What about the voltage regulator?
 
#9 ·
Here is the latest - with the engine cover off (and no air filter) I keep starting it and it seems to run a little longer each time - BUT - only at full choke. If I lower, it stalls out. I also notice a bit of white smoke coming up from the engine, particularly from the OHC box on the right-hand side. What is the recommended plug for the JD L118, V-Twin B&S Intek 22 HP motor- I bought a tune-up kit a few months ago and didn't check that the plugs sent were the correct ones called for...
 
#11 ·
Sorry you're still having probs. If you had a cheapo multi tester (Harbor Freight sometimes has a coupon for them free) we could probably get you going. Problem with Briggs is I've seen that carb solenoid have a chaffed wire that loses 12volts once the machine starts rumbling, seen them lose the plunger tip inside the main stalk, get sticky and still click and yet not retract enough to allow fuel. Also Briggs are famous for valves getting out of whack and causing a hard start, even with a fully charged battery, they can't get past the compression. The symptoms you have at face value sound like a clogged carb, but depending on the carb you have can be a little overwhelming if you're not used to doing them, especially the double barrel ones. Jets can fall out, one side is different from the other, generally over complicated IMO. All I can say is I have seen more problems (given your symptoms) with the carb bowl solenoid and the wire to it, than with the double barrel carbs. You may have a loose safety switch, or cracked ground connector that only shows symptoms once the engine starts vibrating everything, too. Since you said you already have the engine shroud removed, you could try removing the kill wires from the coils and try running the machine. If it stays running you know you have a safety switch problem.

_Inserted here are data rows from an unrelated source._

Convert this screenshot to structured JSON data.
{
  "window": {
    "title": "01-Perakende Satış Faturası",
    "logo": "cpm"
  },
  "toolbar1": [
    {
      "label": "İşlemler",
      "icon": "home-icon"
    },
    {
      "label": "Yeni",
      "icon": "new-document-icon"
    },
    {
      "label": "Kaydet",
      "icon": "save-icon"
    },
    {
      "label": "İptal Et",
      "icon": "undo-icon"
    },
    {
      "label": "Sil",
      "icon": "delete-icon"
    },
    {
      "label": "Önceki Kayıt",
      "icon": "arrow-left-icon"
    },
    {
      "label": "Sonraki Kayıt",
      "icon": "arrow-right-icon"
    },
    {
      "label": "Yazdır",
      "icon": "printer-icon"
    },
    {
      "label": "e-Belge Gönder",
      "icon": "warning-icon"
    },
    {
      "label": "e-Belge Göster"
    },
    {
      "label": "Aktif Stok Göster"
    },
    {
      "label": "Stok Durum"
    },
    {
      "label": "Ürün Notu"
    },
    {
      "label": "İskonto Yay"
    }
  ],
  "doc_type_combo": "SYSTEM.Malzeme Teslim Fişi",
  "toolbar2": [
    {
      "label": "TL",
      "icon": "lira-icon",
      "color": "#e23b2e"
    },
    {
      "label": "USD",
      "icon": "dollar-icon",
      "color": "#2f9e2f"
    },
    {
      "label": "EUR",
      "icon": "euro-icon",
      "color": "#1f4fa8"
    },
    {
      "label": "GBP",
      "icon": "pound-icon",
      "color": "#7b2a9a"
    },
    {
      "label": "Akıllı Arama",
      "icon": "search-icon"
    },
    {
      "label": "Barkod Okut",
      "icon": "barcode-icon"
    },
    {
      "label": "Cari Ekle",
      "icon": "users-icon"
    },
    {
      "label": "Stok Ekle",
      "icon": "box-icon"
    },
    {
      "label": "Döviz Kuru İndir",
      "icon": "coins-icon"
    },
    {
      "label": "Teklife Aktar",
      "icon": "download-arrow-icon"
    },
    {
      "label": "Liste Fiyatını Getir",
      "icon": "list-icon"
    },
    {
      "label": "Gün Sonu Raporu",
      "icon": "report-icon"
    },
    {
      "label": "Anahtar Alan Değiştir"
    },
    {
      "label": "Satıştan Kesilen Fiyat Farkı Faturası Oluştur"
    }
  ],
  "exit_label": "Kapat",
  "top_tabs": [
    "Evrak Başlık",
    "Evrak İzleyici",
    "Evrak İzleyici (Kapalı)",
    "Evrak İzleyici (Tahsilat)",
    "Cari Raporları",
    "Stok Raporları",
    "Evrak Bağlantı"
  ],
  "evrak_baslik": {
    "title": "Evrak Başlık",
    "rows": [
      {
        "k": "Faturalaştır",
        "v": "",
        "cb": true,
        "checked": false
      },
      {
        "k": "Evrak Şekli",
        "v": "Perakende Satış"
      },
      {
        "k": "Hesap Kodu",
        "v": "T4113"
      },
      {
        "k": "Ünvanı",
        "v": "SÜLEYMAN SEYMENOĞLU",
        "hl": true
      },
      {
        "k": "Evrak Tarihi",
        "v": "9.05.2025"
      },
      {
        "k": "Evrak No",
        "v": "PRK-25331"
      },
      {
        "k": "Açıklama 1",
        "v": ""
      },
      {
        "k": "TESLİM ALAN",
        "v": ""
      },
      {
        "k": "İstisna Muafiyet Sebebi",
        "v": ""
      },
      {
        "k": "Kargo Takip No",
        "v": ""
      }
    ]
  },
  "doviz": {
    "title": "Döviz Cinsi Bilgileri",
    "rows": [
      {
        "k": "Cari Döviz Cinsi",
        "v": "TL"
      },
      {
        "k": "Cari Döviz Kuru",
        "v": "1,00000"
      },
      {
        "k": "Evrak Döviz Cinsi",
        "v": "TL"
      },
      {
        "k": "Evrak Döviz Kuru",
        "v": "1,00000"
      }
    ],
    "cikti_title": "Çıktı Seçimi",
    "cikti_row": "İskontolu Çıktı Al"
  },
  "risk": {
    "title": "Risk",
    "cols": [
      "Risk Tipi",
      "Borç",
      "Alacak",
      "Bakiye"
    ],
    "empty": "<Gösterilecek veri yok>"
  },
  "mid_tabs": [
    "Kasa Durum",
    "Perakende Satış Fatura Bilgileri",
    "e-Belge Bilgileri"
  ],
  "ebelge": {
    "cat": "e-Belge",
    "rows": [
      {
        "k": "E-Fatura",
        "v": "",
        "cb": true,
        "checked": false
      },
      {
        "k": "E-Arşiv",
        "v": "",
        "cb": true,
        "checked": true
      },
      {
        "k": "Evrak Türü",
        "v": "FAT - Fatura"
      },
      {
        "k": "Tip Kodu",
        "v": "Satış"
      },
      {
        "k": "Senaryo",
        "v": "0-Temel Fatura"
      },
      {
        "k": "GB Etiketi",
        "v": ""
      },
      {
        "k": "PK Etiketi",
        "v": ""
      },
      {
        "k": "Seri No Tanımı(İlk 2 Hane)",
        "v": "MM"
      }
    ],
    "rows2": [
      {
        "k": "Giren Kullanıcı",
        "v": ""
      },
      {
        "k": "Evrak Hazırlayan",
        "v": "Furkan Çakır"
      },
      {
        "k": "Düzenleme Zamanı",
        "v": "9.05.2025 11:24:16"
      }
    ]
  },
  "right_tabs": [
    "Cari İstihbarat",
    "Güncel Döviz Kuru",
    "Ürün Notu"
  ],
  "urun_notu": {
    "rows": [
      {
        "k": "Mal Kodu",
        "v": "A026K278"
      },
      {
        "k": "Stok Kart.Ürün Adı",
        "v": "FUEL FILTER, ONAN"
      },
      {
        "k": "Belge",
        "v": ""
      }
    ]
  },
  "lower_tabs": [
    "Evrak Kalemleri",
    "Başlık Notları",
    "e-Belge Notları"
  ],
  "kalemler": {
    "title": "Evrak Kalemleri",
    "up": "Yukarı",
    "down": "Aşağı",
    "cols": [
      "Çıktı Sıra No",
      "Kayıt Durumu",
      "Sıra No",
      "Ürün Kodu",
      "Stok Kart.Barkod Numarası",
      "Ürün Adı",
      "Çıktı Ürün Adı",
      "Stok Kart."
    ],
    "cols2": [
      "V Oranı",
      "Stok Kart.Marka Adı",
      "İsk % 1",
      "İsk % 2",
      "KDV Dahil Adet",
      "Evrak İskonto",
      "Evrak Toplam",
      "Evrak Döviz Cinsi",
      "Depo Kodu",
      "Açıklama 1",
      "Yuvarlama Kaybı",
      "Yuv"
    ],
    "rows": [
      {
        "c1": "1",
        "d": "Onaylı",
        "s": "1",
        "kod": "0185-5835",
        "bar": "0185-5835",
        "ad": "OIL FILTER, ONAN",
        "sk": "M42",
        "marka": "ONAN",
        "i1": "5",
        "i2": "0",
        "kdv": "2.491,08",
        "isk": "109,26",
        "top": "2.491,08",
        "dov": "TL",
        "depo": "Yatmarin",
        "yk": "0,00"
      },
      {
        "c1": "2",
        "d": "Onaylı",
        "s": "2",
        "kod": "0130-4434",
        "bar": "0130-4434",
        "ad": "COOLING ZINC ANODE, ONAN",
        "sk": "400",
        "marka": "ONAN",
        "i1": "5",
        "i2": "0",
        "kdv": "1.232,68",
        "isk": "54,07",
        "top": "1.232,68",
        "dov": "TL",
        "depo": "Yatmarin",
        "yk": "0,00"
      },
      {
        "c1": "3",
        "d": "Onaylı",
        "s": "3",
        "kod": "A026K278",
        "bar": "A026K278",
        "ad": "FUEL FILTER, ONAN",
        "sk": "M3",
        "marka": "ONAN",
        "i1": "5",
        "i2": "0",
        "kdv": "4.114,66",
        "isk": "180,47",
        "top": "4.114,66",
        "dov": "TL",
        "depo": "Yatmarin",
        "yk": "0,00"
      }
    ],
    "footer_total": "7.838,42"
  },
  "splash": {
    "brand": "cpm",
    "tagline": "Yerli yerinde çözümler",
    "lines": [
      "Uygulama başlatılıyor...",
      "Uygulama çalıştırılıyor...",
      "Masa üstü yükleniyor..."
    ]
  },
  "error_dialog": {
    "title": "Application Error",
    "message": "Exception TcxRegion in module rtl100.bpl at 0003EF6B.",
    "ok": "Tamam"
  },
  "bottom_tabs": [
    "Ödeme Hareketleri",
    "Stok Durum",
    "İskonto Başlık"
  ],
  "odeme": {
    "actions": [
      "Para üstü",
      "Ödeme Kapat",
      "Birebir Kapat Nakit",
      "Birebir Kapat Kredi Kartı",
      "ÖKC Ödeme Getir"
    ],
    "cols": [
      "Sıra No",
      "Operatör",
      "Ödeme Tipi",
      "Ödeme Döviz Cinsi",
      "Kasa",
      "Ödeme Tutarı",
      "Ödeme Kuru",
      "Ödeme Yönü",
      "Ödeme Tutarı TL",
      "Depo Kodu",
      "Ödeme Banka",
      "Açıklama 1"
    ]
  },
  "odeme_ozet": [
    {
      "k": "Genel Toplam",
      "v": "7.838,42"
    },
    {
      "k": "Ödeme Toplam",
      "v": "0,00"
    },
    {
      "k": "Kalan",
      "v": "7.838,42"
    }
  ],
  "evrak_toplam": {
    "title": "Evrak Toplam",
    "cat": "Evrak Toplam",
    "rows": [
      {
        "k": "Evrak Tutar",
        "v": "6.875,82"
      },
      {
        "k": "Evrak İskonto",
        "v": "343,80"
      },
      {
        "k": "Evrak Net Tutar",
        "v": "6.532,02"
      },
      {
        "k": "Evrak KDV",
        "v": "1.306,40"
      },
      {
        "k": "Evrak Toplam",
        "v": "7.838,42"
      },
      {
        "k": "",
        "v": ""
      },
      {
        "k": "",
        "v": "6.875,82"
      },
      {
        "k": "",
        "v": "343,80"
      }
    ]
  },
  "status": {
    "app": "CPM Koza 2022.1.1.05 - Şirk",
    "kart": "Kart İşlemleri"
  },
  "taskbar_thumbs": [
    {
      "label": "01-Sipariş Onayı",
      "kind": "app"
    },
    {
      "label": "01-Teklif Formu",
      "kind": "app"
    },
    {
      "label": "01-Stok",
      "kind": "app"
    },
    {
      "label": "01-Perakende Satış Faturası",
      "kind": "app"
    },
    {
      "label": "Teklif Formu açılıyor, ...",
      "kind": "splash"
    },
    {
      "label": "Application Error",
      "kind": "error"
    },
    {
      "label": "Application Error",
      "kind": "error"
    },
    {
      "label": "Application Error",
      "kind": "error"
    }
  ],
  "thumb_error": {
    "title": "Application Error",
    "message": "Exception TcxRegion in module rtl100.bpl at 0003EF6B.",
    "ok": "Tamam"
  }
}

Forgot, Most Briggs OHV engines take the Champion RC12YC or whatever brand marked Briggs 491055S , gapped at .030
 
#12 ·
Another quick check...Buy a spray can of carb cleaner [Walmart]....remove air filter, start engine, as it begins to 'die", spray a burst of carb cleaner into the air intake...spray again, if you can keep it running for a bit longer, then you proved the problem is fuel starvation...[most likely the carb]....If the spraying does Nothing...then check for spark at sparkplug...and you may have a quick to quit coil....[unlikely thou]....as for your battery, it's only job is to spin the starter...[after eng starts....alternator and or battery can keep the carb solenoid open...Battery is not used in any way to fire your coil...it is done with magnetism]...
 
#13 ·
To add to the guys above, the kill wires used on these Briggs engines have diodes in them so current only flows one way. Sometimes, one will go bad and you'll get a dead cylinder. This might cause it to die quickly. I'd definitely take jtclays's advice and run w/o kill wires to test if they're both good. Checking your valve lash would be a good thing as well.
 
#14 ·
Your issue is with the carb, sounds like solenoid is not working. All the things you think are wrong with it are non issues, all caused by the carb issue. Governor is trying to keep it running is all. You are overthinking it! If it was coil, no start, Voltage regulator has nothing to do with it. Check the power lead to solenoid then either repair power issue, replace solenoid or carb and solenoid.
 
#15 ·
Thank you for all the help! I bought a bottle of motor mechanic and ran that through. It did not seem to make a difference to speak of. I turned down the rev to about 3/4's and if I keep the choke on full, at least for this one time, stayed running long enough to mow the lawn. As Ericjr indicated, the governor is working hard to keep it going. On full choke, it seems to vacillate less but still does a little. When the choke is half or off, it revs up and down trying to find its fuel and then stalls out.
Unfortunately, I dont know the mechanic side of things so many of the recommendations I cant do cause I dont know what or where the suggestions are pointing. For example, checking the valves - no idea. Running without the kill wires, no idea how to do this... Swapping the carb out is probably something I can do however once I see if its a 1 barrel or 2. (Its a 22HP twin Intek)... Frankly, I'm inclined to sell it and go buy a zero-turn cub cadet or Toro!